The Colts edge rushers are standing up and stepping back from the line for Pagano. Photo by Jonathan Daniel/Getty Images.

Colts blogger Trent Stutzman is doing a series looking at each positional unit on the Colts roster, with the exception of quarterback. Today’s piece focuses on the outside linebackers.

Notable players: Robert Mathis, Bjoern Werner, Erik Walden

The magic word concerning the 2013 Colts outside linebackers will be transition. It’s happening everywhere within this crucial position for the defense.

First of all, there’s the transition for a lot of newcomers. The only real outside linebackers returning from last year’s squad are Robert Mathis and Justin Hickman. This offseason, the Colts drafted Bjoern Werner in the first round of the NFL Draft and signed free agents Erik Walden and Lawrence Sidbury. Whether they’ve played outside linebacker before or not, none of the newcomers have been in Chuck Pagano’s system. It takes a little time to get used to any new system.

Of course, the much more difficult transition will face those going from defensive end to outside linebacker. The only guy who’s used to playing standing up instead of in a three-point stance is Walden. The veteran Mathis didn’t transition so smoothly last year after playing his first nine seasons as a defensive end. He still has some work to do to become the force he was prior to 2012. Hickman also was a first-year outside linebacker last season after spending his time in college and the CFL as an end. Sidbury was a defensive end in Atlanta for four years before signing with the Colts this offseason.

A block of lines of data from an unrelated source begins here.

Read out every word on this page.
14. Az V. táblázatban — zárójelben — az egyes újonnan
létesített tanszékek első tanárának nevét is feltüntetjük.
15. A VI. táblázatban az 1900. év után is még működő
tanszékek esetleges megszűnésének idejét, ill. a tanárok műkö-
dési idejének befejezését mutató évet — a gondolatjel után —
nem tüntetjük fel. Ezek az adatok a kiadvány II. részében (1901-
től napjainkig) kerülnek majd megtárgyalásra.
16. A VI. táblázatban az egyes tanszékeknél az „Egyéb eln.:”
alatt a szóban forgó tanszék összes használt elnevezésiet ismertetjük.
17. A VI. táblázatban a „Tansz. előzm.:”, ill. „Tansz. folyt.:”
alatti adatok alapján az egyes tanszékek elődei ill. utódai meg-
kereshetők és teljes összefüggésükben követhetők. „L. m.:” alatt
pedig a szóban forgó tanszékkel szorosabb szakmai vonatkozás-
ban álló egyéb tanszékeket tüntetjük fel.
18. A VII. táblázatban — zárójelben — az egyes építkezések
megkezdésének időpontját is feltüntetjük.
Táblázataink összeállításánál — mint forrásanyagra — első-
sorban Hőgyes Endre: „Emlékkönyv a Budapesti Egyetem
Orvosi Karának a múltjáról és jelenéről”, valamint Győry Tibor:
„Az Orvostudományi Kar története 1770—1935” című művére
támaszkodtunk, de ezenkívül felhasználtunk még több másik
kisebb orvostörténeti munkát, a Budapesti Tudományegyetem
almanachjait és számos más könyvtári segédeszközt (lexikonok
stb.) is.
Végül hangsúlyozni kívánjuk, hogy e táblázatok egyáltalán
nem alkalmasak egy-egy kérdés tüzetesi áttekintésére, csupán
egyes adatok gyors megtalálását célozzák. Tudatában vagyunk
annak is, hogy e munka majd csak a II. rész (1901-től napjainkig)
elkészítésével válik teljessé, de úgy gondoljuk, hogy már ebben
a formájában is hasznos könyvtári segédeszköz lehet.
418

And, of course, there’s the rookie with high expectations, Werner, which brings up the next transition – developing the next featured pass-rusher for the Colts. Werner also has built his reputation as being a fierce pass-rusher with his hand on the ground. He played standing up a little bit in college, but not enough to expect results right away. Still, many reports coming out of the Colts offseason camps are that Werner is picking up the new system rather quickly. This is probably most due to the fact that power pass-rushing almost always translates to the NFL, which Werner has. The parts that will take some time getting used to are finesse moves and pass coverage. Trying to live up to the legacy Mathis and Dwight Freeney have built over the past decade surely is daunting, but Werner has the tools to eventually do that. It’s just going to take a little bit of time. For now, he’ll be a great pass-rushing specialist on obvious passing situations.

 Finally, the transition of brining in the new face of the defense includes the transition of moving away from the old guys. The Colts have already rid themselves of Freeney, who struggled to play outside linebacker more than Mathis did. Mathis still has three years remaining on his contract, but I doubt he will stay around after that. He’s already 32 and wasn’t as effective last season as an outside linebacker compared to his defensive end days. He’ll surely be more adjusted to his new role this year, but how much will his aging cancel that out? That will be the key in determining how much longer Mathis plays at a high level and stays in Indianapolis. Each offseason, he’ll get better and more comfortable as an outside linebacker, but will slide athletically as he gets older and older. Eventually the latter will win out, but I’m confident Mathis is a hard enough worker to make the former more favorable for at least a season or two.